We began by talking about Bradlee’s memories of Bobby Kennedy, with whom he had a somewhat prickly relationship. “I think that he maybe resented my relationship with Jack,” Bradlee said. I told him about my book, and how my research showed that, after the shots rang out in Dallas, Bobby immediately suspected the CIA and its henchmen in the Mafia and Cuban exile world. Bradlee did not seem surprised. “Jesus,” he said, in his trademark growl, “if it were your brother…I mean if I were Bobby, I would certainly have taken a look at that possibility.” Then Bradlee made a truncated, but revealing remark. “I’ve always wondered whether my reaction to all of that was not influenced by sort of a total distaste for the possibility that [Jack] had been assassinated by…” He did not finish the sentence, but the rest was clear: “by his own government.”

I pursued this angle with Bradlee. He had been the brother-in-law of CIA golden boy Cord Meyer; he socialized, like other Cold War liberals in the Washington press, with the agency’s top men at Georgetown salons. Did he ever make discreet inquiries in these CIA circles, I asked Bradlee, about what happened in Dallas?

“I’m sure I talked to Helms about it privately, but as usual he dusted me off,” he answered.

“He was good at that, wasn’t he?” I said.

“Oh, yeah, he’d ask you to have lunch with him and you’d think, ‘Oh, God, we’re going to get a real good juicy pearl’—and you got nothing.”

Then I asked Bradlee the question that had been looming throughout the interview. Why didn’t he do more as the editor of the
Post
to get at the truth? “It was the fall of ’65 when I became managing editor here,” he replied, “and I’ve got to tell you that…I was so busy with trying to, in the first place, trying to build a staff…. And so I spent an enormous amount of time trying to decide who to hire.” It was a weak explanation, and we both knew it.

I pushed him again. “In retrospect,” I asked, “do you think the
Post
should have taken a harder look at the assassination?” And then Bradlee, who surely finds it hard to bullshit other journalists, gave me a brutally honest reply. He didn’t do more to investigate his friend’s death, Bradlee told me, because he was concerned about his career. “I think I probably felt that since I had been a friend of Kennedy’s that—you know, this is just [two] years later, and the first thing that he does is come over to the paper that he’s hopefully going to run for a while—and he concentrates on
that
?” He was afraid, Bradlee continued, “that I would be discredited for taking the efforts [of the
Post
newsroom] down that path.”

And then he added a wistful little kicker that was stunning in its understatement. If his newspaper
had
solved the monstrous crime, “it would have been fantastic.”
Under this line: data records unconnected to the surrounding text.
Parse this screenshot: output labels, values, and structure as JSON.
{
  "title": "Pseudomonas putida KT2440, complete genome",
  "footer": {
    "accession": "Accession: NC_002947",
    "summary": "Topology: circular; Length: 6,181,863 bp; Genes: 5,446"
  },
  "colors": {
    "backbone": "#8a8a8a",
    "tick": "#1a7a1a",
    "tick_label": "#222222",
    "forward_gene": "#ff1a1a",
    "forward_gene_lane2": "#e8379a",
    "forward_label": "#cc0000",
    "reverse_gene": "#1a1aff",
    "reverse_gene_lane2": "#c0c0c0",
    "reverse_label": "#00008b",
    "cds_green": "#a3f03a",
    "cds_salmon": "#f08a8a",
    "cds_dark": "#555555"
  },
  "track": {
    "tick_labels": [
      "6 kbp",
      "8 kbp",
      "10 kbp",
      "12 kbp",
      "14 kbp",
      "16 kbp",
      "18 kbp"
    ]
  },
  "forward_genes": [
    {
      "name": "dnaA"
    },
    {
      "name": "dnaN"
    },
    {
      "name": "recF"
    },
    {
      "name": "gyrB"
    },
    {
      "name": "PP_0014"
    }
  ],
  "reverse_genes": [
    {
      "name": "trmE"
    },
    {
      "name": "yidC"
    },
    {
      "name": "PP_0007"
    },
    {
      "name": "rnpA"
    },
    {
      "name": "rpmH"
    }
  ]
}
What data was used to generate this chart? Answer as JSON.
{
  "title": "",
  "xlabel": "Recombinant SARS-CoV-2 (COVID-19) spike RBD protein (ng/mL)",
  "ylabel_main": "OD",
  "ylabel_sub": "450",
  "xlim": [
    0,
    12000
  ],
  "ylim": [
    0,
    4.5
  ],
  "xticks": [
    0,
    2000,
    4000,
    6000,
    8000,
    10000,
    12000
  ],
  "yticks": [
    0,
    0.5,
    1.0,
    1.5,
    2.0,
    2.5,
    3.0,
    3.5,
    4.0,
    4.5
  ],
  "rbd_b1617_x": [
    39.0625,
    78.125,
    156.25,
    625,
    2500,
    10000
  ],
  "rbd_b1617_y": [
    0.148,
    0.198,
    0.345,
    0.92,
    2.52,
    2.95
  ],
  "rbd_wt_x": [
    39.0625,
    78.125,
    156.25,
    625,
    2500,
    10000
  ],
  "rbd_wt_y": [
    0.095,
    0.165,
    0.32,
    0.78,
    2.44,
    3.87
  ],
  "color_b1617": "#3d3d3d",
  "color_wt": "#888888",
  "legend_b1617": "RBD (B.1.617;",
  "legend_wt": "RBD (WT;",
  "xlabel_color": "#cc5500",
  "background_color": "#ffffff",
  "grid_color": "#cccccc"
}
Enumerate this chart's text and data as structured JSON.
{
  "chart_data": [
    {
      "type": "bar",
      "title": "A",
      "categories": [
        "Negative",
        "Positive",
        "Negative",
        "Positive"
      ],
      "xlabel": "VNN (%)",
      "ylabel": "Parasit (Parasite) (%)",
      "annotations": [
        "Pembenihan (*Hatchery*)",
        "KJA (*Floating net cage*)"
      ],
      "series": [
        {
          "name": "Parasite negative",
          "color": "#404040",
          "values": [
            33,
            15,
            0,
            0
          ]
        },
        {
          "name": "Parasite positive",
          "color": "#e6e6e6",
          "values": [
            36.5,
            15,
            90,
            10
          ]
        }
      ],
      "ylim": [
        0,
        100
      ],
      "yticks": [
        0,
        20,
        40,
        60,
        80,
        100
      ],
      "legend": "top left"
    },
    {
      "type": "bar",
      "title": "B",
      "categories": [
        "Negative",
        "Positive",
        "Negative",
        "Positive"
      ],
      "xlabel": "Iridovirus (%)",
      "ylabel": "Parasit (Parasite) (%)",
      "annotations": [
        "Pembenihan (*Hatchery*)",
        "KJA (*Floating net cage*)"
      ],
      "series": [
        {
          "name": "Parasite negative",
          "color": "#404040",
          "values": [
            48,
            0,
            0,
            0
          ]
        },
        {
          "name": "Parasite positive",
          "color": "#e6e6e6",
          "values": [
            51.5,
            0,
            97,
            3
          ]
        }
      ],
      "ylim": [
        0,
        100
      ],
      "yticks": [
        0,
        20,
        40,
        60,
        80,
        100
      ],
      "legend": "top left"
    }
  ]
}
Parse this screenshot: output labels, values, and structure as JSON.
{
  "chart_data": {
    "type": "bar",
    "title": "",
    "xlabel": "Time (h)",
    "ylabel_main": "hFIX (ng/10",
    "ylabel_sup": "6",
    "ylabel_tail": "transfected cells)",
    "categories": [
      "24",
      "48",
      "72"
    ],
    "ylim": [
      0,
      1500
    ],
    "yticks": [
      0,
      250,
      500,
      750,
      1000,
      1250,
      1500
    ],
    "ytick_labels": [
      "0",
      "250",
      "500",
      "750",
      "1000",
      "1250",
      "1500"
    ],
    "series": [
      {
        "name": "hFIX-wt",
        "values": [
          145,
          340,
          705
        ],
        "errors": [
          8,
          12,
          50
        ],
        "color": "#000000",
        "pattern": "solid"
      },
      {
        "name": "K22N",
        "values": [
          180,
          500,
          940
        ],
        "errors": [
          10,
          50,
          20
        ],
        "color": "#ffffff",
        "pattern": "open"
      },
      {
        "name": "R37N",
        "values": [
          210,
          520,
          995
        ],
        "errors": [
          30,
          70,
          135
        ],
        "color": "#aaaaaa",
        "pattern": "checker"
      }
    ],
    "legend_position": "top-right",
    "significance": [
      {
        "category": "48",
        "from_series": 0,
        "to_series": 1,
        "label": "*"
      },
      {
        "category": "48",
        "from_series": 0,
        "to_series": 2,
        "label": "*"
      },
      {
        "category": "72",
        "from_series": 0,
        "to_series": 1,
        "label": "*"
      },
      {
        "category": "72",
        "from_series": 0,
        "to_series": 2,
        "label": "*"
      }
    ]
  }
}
Yes, I nodded. “It would have been an amazing story.”

“Yeah, yeah,” said Bradlee.

And that was it. No angst about the way he had put his ambition ahead of his loyalty to a friend, no moaning about what letting a crime of this magnitude go unsolved does to the soul of a nation. I knew Bradlee was old school—journalists don’t blubber, and all that. You cut your losses and move on. But his attitude was still weirdly emotionless, even by his hard-bitten standards.

I later spoke with Don Hewitt, another prominent journalist who knew the Kennedys. As we have seen, the
60 Minutes
creator has long harbored suspicions about Dallas, wondering whether “disgruntled CIA types” were behind JFK’s assassination. Like Ben Bradlee, Hewitt—as the long-reigning executive producer of the most successful and esteemed investigative news show in television history—was in a position to dig deeply into the case. And that’s just what he did, Hewitt insists today.

I talked to Hewitt in 2005, the year after he stepped down as the
60 Minutes
mastermind. During his thirty-seven years at the helm of the CBS program, the show did not break one major investigative story on the assassination. But, Hewitt told me, it was not for lack of trying.

“We tried and tried and tried,” Hewitt said. “We went to Dallas, had marksmen shoot bullets out the window [of the Texas School Book Depository], tried to figure the trajectory of where it would have come from…I sat in that window and looked out that window for an hour, trying to figure out—I just never believed [the official story] for one second. And it’s the biggest mystery of my life, [why the real] story has never surfaced.”